There’s a couple of important questions a site manager must answer on this form. First, what page layout will be used to create pages from documents of this content type? This drives how pages will look when they’re converted from documents. In addition, which fields will the converted document’s <body> and <styles> sections be placed in? This is important, as you’ll need to place the content in fields that ultimately get rendered by the page layout.

For the styles section, you have the option of keeping or throwing away inline CSS style definitions that we find in the converted HTML. Throwing them away will remove any <styles> blocks from the converted HTML, which then allows you to define your own CSS file that specifies CSS classes that are used in the converted HTML. In the Word case, CSS classes are used to represent Word styles, such as Heading 1 and Heading 2. If you choose to “Remove CSS <styles>…”, then the CSS definitions are gone but the HTML still has those CSS class references. If your page layout or master page links in a CSS file that redefines those CSS classes, then boom! Your web page looks different than your document does. That’s how I was able to make the web page above use different styles than my Word document.

Unless you have documents that match the branding, fonts, and colors of your web site, chances are you want to remove these inline CSS definitions and redefine them using CSS classes that match your web site’s look and feel. This lets you keep your documents with a look and feel appropriate for printing, but make the web pages created from those documents fit with your web site’s overall styling.

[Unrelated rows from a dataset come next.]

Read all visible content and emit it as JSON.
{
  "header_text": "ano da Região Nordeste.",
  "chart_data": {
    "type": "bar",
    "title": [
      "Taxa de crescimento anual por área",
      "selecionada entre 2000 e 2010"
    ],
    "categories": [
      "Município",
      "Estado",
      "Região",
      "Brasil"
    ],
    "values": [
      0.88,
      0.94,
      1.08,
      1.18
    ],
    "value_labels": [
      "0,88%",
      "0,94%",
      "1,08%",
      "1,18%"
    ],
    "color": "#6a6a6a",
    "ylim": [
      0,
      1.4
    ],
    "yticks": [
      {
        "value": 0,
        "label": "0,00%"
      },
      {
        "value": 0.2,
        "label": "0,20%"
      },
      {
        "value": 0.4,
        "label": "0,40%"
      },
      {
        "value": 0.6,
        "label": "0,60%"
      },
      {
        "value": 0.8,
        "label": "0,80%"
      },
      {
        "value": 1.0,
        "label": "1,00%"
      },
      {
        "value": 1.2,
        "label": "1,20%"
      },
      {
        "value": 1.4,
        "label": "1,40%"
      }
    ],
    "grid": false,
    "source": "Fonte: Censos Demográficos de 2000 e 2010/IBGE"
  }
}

Converters and extensibility

Out of the box, we offer 4 converters for converting documents to web pages:

· A Word .docx to Web Page converter

· A Word .docm to Web Page converter

· An InfoPath Form to Web Page converter

· An XML file to Web Page converter

The Word converters take a Word .docx or .docm file and transform them into HTML using an XSLT transform. The InfoPath converter relies on an InfoPath Form Template (.xsn) view to do the conversion (a view is just an XSLT file); this lets you create a “web view” of an InfoPath form, and then use that view to create web pages from your InfoPath forms. The XML converter asks for a corresponding XSL file to use when converting documents to HTML. Any app that can output XML and has a corresponding XSLT transform can be used with this converter.

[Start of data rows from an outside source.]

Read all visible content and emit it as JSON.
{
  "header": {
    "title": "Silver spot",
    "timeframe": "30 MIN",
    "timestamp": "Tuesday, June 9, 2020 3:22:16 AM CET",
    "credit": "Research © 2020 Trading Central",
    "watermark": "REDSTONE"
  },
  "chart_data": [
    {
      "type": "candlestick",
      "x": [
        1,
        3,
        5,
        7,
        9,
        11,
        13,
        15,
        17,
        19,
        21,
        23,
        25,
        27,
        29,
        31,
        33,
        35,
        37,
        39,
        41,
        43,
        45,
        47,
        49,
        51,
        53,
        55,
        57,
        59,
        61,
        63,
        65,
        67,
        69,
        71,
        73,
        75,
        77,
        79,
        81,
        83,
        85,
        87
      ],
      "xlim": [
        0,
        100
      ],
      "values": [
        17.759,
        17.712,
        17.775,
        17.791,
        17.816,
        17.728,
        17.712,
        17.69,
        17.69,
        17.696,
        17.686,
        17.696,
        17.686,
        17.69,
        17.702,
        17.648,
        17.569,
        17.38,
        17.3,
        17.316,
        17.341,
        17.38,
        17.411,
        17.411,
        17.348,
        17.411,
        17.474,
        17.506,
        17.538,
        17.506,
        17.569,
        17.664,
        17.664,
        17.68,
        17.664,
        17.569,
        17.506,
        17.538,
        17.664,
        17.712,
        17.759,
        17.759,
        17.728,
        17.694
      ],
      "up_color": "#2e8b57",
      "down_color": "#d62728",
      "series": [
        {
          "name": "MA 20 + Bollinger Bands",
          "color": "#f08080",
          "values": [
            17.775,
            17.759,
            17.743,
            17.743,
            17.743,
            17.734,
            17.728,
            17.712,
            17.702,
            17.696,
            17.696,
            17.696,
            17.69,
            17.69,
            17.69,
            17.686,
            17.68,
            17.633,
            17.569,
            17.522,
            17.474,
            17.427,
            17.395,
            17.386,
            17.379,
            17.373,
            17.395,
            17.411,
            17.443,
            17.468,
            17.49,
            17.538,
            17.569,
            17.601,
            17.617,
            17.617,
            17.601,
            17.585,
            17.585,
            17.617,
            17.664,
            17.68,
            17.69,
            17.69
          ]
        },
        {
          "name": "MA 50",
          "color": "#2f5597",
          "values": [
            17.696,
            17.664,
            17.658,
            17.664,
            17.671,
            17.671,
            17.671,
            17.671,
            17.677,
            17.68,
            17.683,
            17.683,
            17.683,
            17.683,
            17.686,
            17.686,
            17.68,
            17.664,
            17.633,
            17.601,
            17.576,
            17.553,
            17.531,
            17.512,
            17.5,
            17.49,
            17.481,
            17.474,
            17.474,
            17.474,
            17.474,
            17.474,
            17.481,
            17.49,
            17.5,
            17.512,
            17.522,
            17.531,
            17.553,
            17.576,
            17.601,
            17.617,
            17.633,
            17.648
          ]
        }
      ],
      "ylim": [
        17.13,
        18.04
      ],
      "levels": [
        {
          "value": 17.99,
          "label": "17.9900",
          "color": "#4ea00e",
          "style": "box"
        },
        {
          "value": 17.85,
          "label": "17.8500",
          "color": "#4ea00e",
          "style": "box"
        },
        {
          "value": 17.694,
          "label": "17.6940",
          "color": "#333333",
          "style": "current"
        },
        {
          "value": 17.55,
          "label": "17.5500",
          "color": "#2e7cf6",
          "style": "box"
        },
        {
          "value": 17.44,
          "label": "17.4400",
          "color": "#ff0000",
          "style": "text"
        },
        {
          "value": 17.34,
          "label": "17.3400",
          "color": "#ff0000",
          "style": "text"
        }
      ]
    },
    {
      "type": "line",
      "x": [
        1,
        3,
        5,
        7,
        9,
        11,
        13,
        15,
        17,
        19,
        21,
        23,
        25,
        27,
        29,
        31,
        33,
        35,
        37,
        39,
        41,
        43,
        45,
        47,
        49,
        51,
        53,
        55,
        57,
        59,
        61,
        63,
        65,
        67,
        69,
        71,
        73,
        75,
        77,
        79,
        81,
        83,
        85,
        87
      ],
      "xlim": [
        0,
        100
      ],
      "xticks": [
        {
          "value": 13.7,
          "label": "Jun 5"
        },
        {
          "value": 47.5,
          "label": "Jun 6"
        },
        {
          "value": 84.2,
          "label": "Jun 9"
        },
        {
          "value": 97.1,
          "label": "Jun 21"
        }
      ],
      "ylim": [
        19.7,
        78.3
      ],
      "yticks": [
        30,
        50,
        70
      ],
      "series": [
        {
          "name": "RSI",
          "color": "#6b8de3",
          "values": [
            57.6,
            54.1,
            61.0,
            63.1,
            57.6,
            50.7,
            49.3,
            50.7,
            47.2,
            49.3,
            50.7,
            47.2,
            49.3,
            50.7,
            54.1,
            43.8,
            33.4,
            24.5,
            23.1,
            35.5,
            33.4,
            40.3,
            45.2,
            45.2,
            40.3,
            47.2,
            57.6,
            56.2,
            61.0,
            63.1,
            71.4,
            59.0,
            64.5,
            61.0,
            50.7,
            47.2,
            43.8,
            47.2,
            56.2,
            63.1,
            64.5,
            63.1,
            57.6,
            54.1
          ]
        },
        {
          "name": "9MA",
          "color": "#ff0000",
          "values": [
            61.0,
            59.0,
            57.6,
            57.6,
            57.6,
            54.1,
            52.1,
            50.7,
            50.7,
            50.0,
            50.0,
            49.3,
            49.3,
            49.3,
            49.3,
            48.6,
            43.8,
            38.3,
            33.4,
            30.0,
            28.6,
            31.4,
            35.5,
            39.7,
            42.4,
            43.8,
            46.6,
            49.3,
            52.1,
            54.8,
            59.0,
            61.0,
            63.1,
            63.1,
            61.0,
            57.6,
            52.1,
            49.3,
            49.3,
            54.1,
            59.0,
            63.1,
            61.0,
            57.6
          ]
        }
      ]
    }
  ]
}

While we think these are valuable converters, we don’t claim to have built all of the ones you’ll ever need to use. That’s why we made this system pluggable. If you have an executable that can run on the server, take a document of a given format, and output HTML from it, you can easily plug it into our system. We even give you the ability to host your own UI in our “Configure” form, if you need additional information to be asked of the user configuring your converter. You can read more about how to do plug in your own converter into SCA in our SDK documentation.

Conclusion

SCA is an easy way to take existing documents and convert them into web pages, manage how that conversion happens, and plug in your own converters for most any file type imaginable. I encourage folks who haven’t played with the feature to try it out on their MOSS Beta2 installations and give us feedback. As a side note, to get the feature working on MOSS Beta2:

· If you have a single-box installation, all you need to do is enable Document Conversions (Central Administration -> Application Management -> Document Conversions). Make sure to pick the web application that corresponds to where your documents are stored.

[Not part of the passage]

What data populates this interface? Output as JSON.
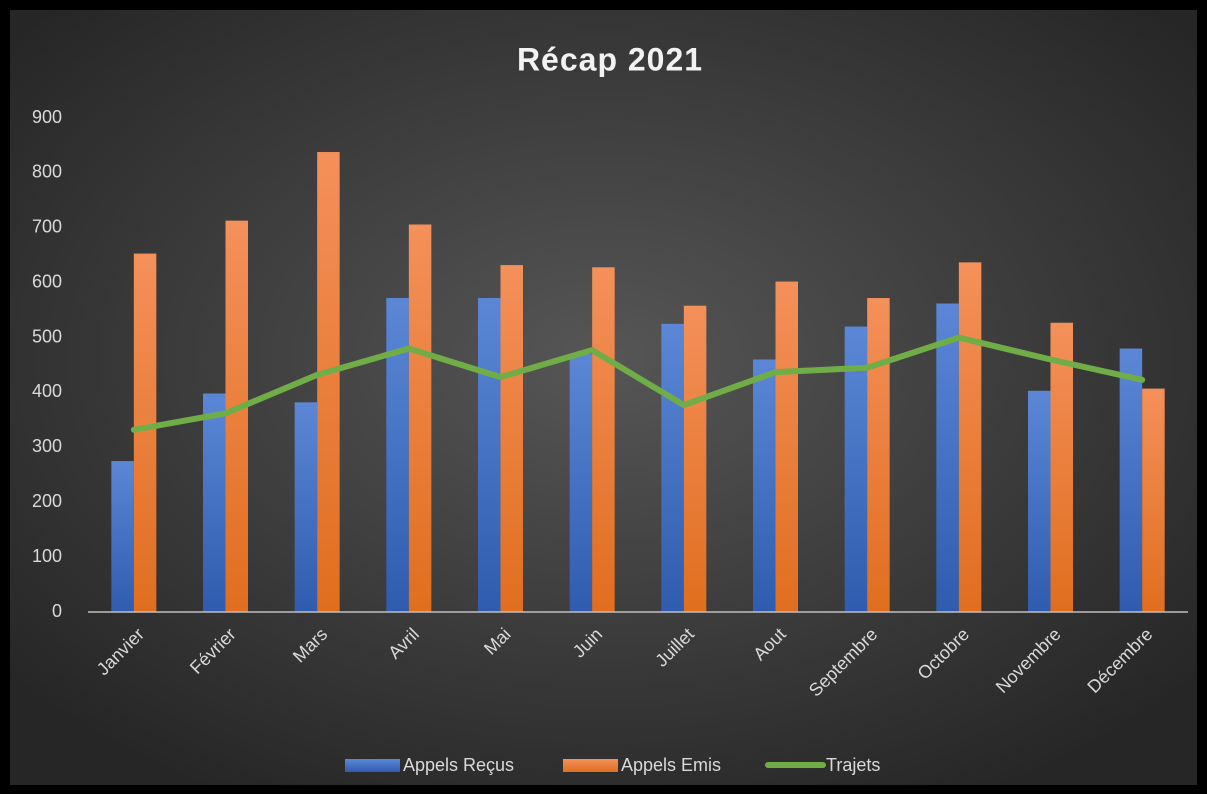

· If you have a farm installation, you’ll first need to enable a couple of services (Central Administration -> Operations -> Services on Server). First, enable the Document Conversion Load Balancer Service, and then enable the Document Conversion Launcher service. For Load Balancer, pick the current server.

I hope this information was useful to you, and I welcome comments and questions from you as you experiment with using SCA for your specific needs.